Following, from the 2017 edition of Best Practices in Workplace Eldercare by ReACT (Respect a Caregiver’s Time) and AARP*, is a summarized list of benefits employers are increasingly offering to employees:
- The biggest five-year change in this report was the growing realization that time and flexibility are what working family caregivers value the most. In a survey of North American working family caregivers, conducted by Home Instead, Inc., franchisor of the Home Instead® network, 56 percent of working caregivers say they just need a little more flexibility to be a much better employee (compared to 46% in 2017).

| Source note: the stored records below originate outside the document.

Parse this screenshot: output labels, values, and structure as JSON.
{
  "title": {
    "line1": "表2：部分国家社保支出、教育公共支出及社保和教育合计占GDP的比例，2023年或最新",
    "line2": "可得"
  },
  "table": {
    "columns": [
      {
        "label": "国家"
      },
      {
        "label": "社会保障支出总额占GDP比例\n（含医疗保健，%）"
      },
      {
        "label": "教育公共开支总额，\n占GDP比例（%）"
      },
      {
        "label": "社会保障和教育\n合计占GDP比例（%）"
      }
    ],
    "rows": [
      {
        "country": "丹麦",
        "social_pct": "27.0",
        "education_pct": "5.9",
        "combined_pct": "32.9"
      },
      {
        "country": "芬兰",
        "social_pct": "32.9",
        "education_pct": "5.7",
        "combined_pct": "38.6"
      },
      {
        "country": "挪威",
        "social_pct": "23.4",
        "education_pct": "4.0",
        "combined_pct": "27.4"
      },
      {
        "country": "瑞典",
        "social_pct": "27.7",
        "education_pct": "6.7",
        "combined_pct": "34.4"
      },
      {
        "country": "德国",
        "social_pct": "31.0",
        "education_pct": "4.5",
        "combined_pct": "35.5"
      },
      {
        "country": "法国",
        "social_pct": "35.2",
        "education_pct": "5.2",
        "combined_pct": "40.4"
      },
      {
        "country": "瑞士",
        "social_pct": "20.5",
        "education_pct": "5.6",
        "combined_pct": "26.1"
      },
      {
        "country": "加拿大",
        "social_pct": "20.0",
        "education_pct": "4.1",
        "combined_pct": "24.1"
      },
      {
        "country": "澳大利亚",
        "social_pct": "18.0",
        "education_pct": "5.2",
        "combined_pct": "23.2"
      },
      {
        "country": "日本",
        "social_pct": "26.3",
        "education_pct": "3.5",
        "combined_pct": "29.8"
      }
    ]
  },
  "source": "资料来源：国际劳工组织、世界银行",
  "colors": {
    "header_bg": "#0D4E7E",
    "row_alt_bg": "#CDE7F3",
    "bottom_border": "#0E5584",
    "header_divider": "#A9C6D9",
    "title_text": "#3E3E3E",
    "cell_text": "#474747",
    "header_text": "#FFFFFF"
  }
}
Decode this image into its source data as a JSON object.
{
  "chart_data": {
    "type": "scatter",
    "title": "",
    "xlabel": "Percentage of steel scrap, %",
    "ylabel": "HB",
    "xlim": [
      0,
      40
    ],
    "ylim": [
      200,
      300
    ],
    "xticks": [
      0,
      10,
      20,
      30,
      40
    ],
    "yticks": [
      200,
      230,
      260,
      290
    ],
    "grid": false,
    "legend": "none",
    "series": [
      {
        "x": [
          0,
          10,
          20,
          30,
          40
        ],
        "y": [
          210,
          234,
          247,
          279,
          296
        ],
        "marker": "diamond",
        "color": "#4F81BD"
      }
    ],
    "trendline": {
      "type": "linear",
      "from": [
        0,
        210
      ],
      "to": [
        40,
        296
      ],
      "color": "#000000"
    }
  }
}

- Paid time off for caregiving. Half of the companies interviewed have expanded their PTO (paid time off) programs in recent years with at least two (Caring.com and Home Instead, Inc.,) going so far as to implement unlimited PTO. Deloitte made national headlines in 2016 by allowing employees to take up to 16 weeks of PTO annually for caregiving, including care for aging family members.
- Expert information. All of the organizations interviewed offer employees a combination of information resources, referral services, and advice by phone. Most provide these resources online through an Employee Assistance Program (EAP) or an intranet portal managed by Human Resources. More than half provide access to phone consultations or 24/7 hotlines.
- Workshops and webinars. At Pfizer, Inc., free webinars provide information and recommendations for caregivers facing different caregiving situations. Emory University offers about a dozen in-person workshops and webinars each year with experts on common caregiving issues such as legal issues, family conversations and managing the care of a loved one living with dementia.
- Legal and/or financial advice. Employees at Bank of America take advantage of up to four free legal consultations annually on topics such as preparation of wills, healthcare directives and proxies, and financial power of attorney agreements.
- On-site support. Several of the companies studied saw value in offering an independent eldercare consultant onsite. For employees, having a go-to expert onsite at work eases the burden of researching and vetting support services, which can be stressful as well as time-consuming, the report noted.
- Intangibles such as culture. Nearly every company interviewed mentioned a supportive culture as a key success factor.
- Care consultations. One of the hallmarks of the University of Arizona’s eldercare assistance program is free consultations available to faculty and students that include a gerontologist who develops a caregiving plan for employees.
- Emergency back-up care. At CBS, employees benefit from up to 15 days of emergency backup care services with most of the services subsidized by CBS with the exception of a small co-pay asked by the employee. At Home Instead, Inc., employees are eligible for reduced hourly rates when they engage Home Instead professional CAREGiversSM for their loved ones.
- Caregiver support groups or networks. Eli Lilly employees started a support group in 1997 for an outlet to discuss stressful situations and ask other caregivers for guidance. Think about the needs of your workforce and the kinds of resources that could best benefit your employees.